In terms of the heavy vehicle more specifically, our focus is on practical measures – having more and better rest areas so drivers can take a rest when they need it and actually get a decent rest when they take those breaks. It’s making sure that we have a safer road environment for them to do their work in and it’s also making sure that light vehicle operators – the mums and dads driving their cars – understand that when you interact with heavy vehicles what limitations those heavy vehicles have.

There are parts of a heavy vehicle where you can’t see a light vehicle and people need to understand that, so when you’re interacting with heavy vehicles, pulling out, going around and stopping in front of them very quickly is very dangerous manoeuvre. So it’s an educational issue and that’s why we’re talking to the National Heavy Vehicle Regulator about a national campaign in relation to that, how to improve the interaction of light vehicle operators with our heavy vehicle sector.

JOURNALIST:

Given the hardship that has been caused by a government decision, is an assistance package or compensation part of the consideration for the owner drivers?

MINISTER MCCORMACK:

The Government is considering the report and its findings, there are 14 recommendations that the Government is considering.

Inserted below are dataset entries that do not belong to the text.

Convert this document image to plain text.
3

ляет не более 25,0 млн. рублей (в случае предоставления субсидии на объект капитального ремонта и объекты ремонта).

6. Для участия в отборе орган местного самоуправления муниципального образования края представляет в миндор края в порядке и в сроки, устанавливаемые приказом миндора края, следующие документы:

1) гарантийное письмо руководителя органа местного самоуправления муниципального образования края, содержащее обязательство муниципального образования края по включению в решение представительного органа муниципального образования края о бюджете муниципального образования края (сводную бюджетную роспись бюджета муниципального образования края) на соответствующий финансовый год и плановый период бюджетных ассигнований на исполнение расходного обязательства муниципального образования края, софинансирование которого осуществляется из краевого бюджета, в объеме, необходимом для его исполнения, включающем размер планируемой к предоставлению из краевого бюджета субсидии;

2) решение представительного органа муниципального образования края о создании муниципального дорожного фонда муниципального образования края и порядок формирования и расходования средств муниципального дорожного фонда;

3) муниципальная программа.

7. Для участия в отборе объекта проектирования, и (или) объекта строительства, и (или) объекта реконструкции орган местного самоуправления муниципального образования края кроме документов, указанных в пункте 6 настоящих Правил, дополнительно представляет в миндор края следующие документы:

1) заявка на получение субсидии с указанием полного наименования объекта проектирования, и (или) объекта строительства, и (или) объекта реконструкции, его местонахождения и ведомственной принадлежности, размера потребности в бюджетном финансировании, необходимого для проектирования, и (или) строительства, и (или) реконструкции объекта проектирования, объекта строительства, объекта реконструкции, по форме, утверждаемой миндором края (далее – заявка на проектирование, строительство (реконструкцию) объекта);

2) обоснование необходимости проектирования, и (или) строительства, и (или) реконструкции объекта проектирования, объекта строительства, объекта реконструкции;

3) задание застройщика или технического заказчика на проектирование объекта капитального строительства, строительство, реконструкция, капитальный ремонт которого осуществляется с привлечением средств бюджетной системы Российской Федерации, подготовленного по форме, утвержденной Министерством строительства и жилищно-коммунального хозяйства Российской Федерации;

There isn’t a compensation package, the fact is we have abolished the RSRT, the fact is the Liberal/Nationals government has said the RSRT will not come back under any circumstance under any Government that we are in.

I just want to pick up the point about the anecdotal evidence, I have never seen as a member for six year in this place the sorts of heartbreaking, heart wrenching letters that I received via email, via post, via telephone call.

Often you get form letters, conspired by getup, conspired by the unions, these were heartfelt letters from people such as Wayne Lewis from Coolamon, such as Clayton and Naomi Thomas who have a 17 month year old from West Wyalong, such as Alan Shearer from Wagga Wagga.

I know Darren and Michaelia have letters also from their constituents, from their people.

These people were forced off the road, these people couldn’t do backloads, their work dried up these people are safety conscious. Safety is their number one thing and they were forced off the road and forced out of business.

They don’t want that, we don’t want that. Australia doesn’t need that. Our truckies are the lifeblood of this nation, they keep this nation moving, they keep supermarket shelves stocked, they are, I cannot emphasise how much that safety means to them and to be put out of work, 62,000 of them was beyond comprehension and as Minister Cash said, Bill Shorten needs to come out today, he needs to acknowledge this report and he needs to apologise and he also needs to confirm that this will not in any way shape or form occur under any future government.

JOURNALIST:

Back on to suicide quickly would you go as far to say the tribunal, Labor and the unions have blood on their hands.

MINISTER CASH:

I will let the report speak for itself, once you have read the report you will come to your own conclusions. In terms of the broader principle on the impact that it had, it was a devastating impact, clearly outlined in the report and tha! t is why we moved so quickly to abolish the RSRT in April of this year. Thank you.